You can say Jacqueline Leonne is Champagne personified for the “New World” market. Her Papa taught her all she needed to know to capture the sparkle in a bottle for the cherry pie drinker. I interpret these styles of wines with a personal motto: “Don’t Think Just Drink”. Now more than 25 years later, she runs the family Champagne house in France while her kinfolk run the winery in Albuquerque, New Mexico U.S. There must be a Juju coming from Taos channeling sparkling wines since the 1980s starting with the Icon of Icons, Gruet. Gruet is trusted to have put New Mexico Sparkling Wine on a universal radar, Jacqueline Leonne.  Most U.S. states would begin with the obvious style of still wines, not New Mexico, sparkling wines are the business of the day there. Just like Gruet, Jaqueline Leonne is how American success stories are born, minus the crazy Taos rituals.


It has been New Mexico’s official state nickname initiated in the mid-1930s to encourage tourism to the state. The phrase is translated “Tierra del Encanto” in Spanish because of New Mexico’s scenic beauty and prosperous history. Spaniard influence on viticulture can’t be overstated with plantings of the underwhelming Mission grape. Spain’s attempt to colonize the Americas had countries and states satisfying the Church’s thirst for wine made from this grape, but also to make wine that would not compete with the Spanish Crown. The last laugh was on them since everyone eventually embraced their independence and ultimately left their prejudice of quality wines that are made from European Vinifera grapes!  


New Mexico doesn’t resonate with wine any more than the Church resonates with pornography) ( although that has happened; LOL)  However, the enchanting state represents some of the most interesting and prosperous high elevation vineyards at an astonishing 4K FT.  New Mexico’s exit from the days of the Mission grape into a contemporary wine industry is based on traditional European varieties. There are currently over thirty thriving wineries throughout the state. Proudly,  New Mexico and along with the “Lone Star” Texas, is credited for the first US states to produce wine from the Vitis Vinifera species, beginning around the 1600s. To be precise the Vitis Vinifera grapes are not American Vines and they are of European origin brought into America by our Forefathers and European immigrants alike. To go into it in detail as to the “WHY?” would be irrelevant to the review.  For now,  just know using Vitis vinifera grapes for the production of quality wine is essential. They contain a copious amount of phenolic compounds that result in wines with complex flavors and ageable potential.

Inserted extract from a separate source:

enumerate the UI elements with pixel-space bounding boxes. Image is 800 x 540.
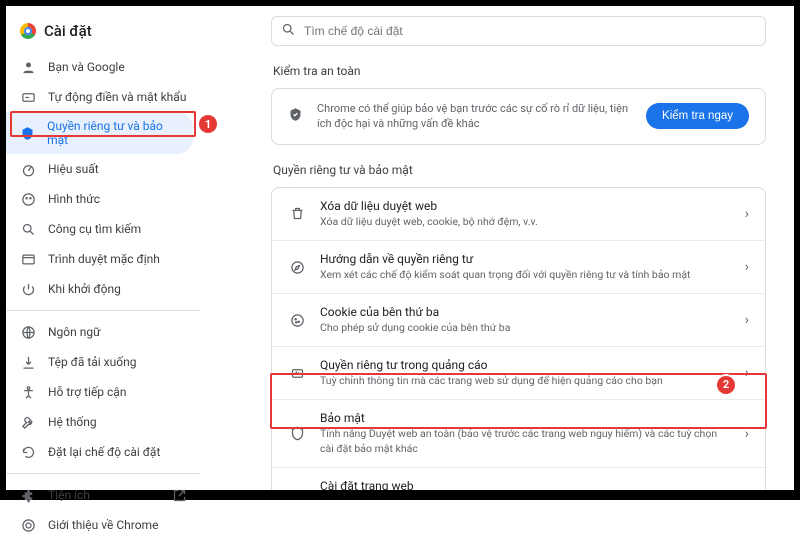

Try finding the backstory about Jacqueline Leonne’s wine and you’ll be left scratching your head. That’s because it’s not a winery, but a label. She does exist, but as the proprietor to her wine under the umbrella of Grape & Grain. Jacqueline Leonne joins the multitude of global vignerons searching for representation. The wine industry is a vastly competitive market in anyone’s backyard let alone on an international level. It’s an extremely passionate-driven business unless you’re in sales. Sales are just sales in any industry, it’s all for one, one for all mentality, so I wouldn’t include it fairly. Unless the producer is liquid in money, it’s difficult to expose their wines to any degree. The majority of wines made are labor-intensive, time-sensitive, and ultimately limited in production. Here is where collectives such as Grape & Grain come to the rescue

Collectives such as Grape & Grain are springing up everywhere worldwide. They own winemaking facilities and tasting rooms in five American states, including New Mexico. They also have expanded in a few peppered locations overseas. They are also committed to research and development to facilitate virtuous winemaking. I do support companies such as Grape & Grainwho have are bringing to the consumer, unique wine diversity that would not otherwise be assessable. 


Well, what do I think Jacqueline Leonne American Made Sparkling Brut, simple. It’s composed of 75% Chardonnay and 25% Pinot Noir grown on sand/ clay Albuquerque soils. From the glass, the color is a medium gold with fading hues of dusty pink. The Effervescence is aggressive and tight-knit straight from the bottle, but quickly the bubbles become congested and slow down. On the nose, bruised red and yellow apples, brown butter toast, spiced ginger, and toasted cocoa nibs. On the palate the apples are more pronounced, the citrus fruit hits the mid-palate with a prickly mousse, followed by creme brulee french toast, leads into a granite mineral edge, and ends with a bitter toasted black walnut medium finish. 

I found it to be pleasant to drink, however, from beginning to end, it had an oxidative nuance. I’m not sure if it was a winemaking decision, the vintage, or a unique dodge added at the end. Anyway, you be the judge. This wine is also produced in a rose and semi-sweet style perfect for Mimosas or Bellinis!  If you really need this bubbly pronto, Drizzly has you covered, give or take depending on your area, max ten minutes! If you utterly can’t get enough of it, it travels well too as it comes in a four-pack in cans. With the Albuquerque population’s medium age being 35…… It may either be attributed to all of Tao’s spiritualism or simply the juicy wine POPPING up all over the enchanted state!